A part of me has been hesitant to share our experience in this time of recession because our story is so far from being the nightmare that I know others have endured and will continue to endure. I’m certain that plenty of people will read what I’ve detailed of our life and feel it has no place within this collective and also ask what we’ve done to be able to make it through mostly unscathed. The fact of the matter is that our success hasn’t come because of some great big secret though. It’s come from our willingness and commitment to living as simply as possible, understanding and accepting what is no more than just enough, and commitment to living in faith that we will never be given anything that we can’t handle and everything that might seem to come beyond that will be taken care of God alone.
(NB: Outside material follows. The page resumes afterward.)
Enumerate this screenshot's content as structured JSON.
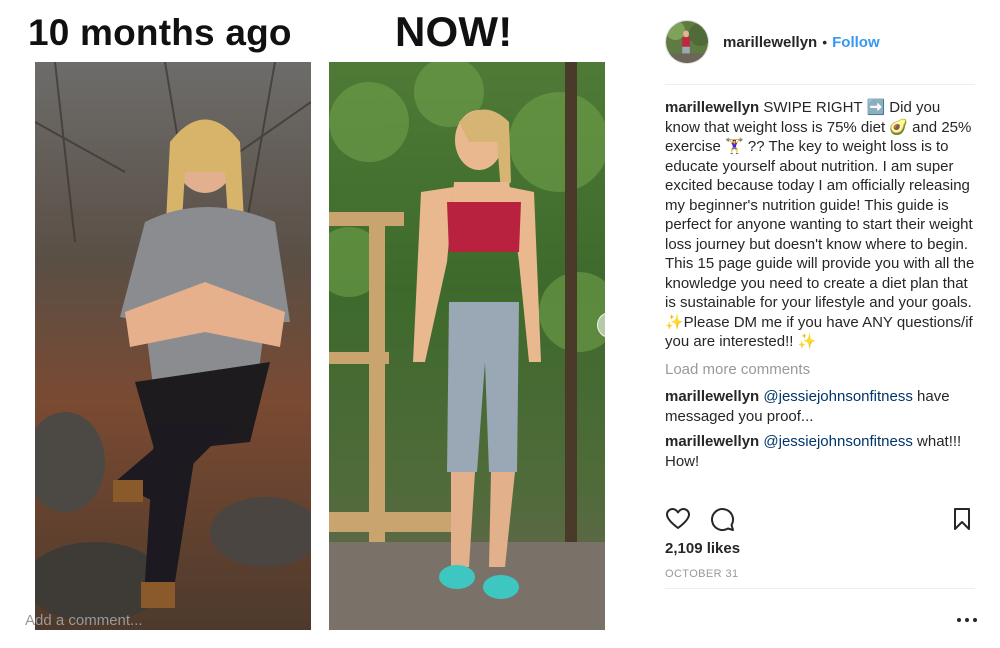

I’m sure that at this point I’ve lost a number of people but I can’t lie and say that our happiness, peace, and joy comes from any place other than a belief much greater than ourselves. Because though we’ve lived a good life, understand that it’s not been easy for us and has definitely included major sacrifices and hardships. Before we were here in life, we lived in a neighborhood where you couldn’t walk around outside at night and you could regularly hear gunfire and see drug dealing. Before we were here in life, there were weeks on end when we trained ourselves to be able to live on maybe one meal a day that was understatedly meager. Before we were here in life, we had to learn to swallow our pride and understand that accepting handouts when they were truly needed didn’t mean an acceptance of the life that we had or an acceptance that things couldn’t or wouldn’t change.
So what’s our secret to “making it” in a time like this? It’s our belief in God and the power of prayer. It’s our commitment to banding together rather than tearing each other apart the way it feels like the world around us is. And it’s our willingness to let go of the life that we once thought we were due so that we can have a life of exactly enough but somehow filled to the brim of everything we ever wanted in the first place.
Despite our differences, our story is as much a portrait of this recession as everyone else’s. Yes, we’ve gained plenty and have succeeded in much. But understand that we’ve lost things as well. However, the things that we’ve lost -pessimism, hopelessness, anger, selfishness, overindulgence, and fear – are things that anyone in this world would be so blessed to lose as well. Because losing all of that will only give way to a strongly rooted belief that hope and faith can and will spring eternal. If only you let it.